You portray encryption as a magical energy. To the best understanding of cryptanalysis research, current TLS is secure. Hypothetically it could be broken and publicly unknown, but this is not a matter of "power".
> the other endpoint
It's not sensible to say encrypted web traffic is snooped on by an actor with direct access to the plaintext.
The simple statement made in OP, does not capture the complexity of operational security, which is very difficult to get right.

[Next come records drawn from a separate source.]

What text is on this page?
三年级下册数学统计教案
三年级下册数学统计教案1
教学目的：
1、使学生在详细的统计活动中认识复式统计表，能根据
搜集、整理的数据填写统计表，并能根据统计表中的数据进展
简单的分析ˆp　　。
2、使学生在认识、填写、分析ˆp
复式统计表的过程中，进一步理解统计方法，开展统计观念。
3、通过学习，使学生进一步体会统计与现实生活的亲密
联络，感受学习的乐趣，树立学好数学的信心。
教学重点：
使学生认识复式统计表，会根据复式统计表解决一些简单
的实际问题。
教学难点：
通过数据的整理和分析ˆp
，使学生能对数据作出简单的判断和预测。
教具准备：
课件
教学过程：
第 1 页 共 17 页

I was merely trying to illustrate that.
For e.g., even though TLS is end-to-end secure (and I don't doubt that), a website that uses CloudFlare front [1] is susecptible to its secure traffic being intercepted by CloudFlare, because by-design TLS would be terminated at CloudFlare servers'. However, note that the end-user does not notice that, rather he sees his traffic end-to-end encrypted.

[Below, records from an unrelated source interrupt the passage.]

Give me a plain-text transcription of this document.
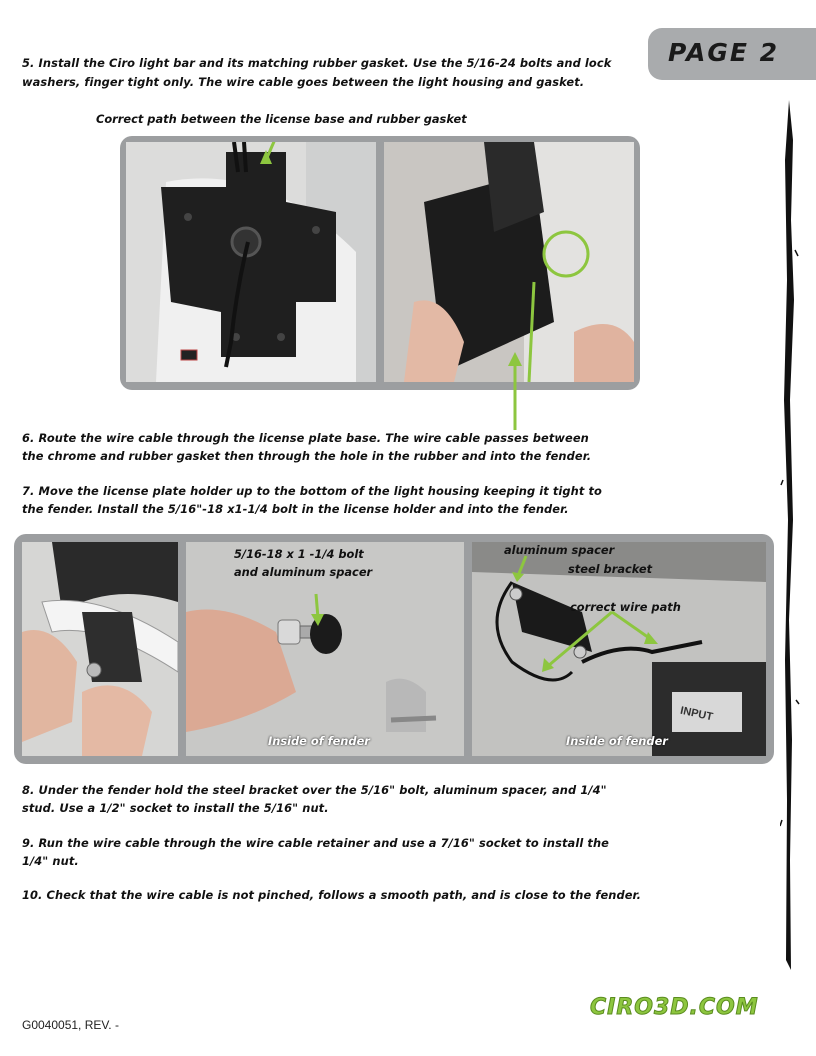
PAGE 2

5. Install the Ciro light bar and its matching rubber gasket. Use the 5/16-24 bolts and lock

washers, finger tight only. The wire cable goes between the light housing and gasket.

Correct path between the license base and rubber gasket

6. Route the wire cable through the license plate base. The wire cable passes between

the chrome and rubber gasket then through the hole in the rubber and into the fender.

7. Move the license plate holder up to the bottom of the light housing keeping it tight to

the fender. Install the 5/16"-18 x1-1/4 bolt in the license holder and into the fender.

5/16-18 x 1 -1/4 bolt
and aluminum spacer
Inside of fender
aluminum spacer
steel bracket
correct wire path
INPUT
Inside of fender

8. Under the fender hold the steel bracket over the 5/16" bolt, aluminum spacer, and 1/4"

stud. Use a 1/2" socket to install the 5/16" nut.

9. Run the wire cable through the wire cable retainer and use a 7/16" socket to install the

1/4" nut.

10. Check that the wire cable is not pinched, follows a smooth path, and is close to the fender.

G0040051, REV. -
CIRO3D.COM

> a website that uses CloudFlare front [1] is susceptible to its secure traffic being intercepted by CloudFlare, because by-design TLS would be terminated at CloudFlare servers
Keep in mind, this is also true of cloud providers. By running the hypervisor, AWS has full access to your instance's RAM and could snoop on traffic if they pleased.
A compromised service provider is a risk you're accepting unless you own and physically control the hardware terminating TLS. Whether this is an acceptable risk comes down to your threat model. (As do so many things in infosec.)
> the other endpoint
It's not sensible to say encrypted web traffic is snooped on by an actor with direct access to the plaintext.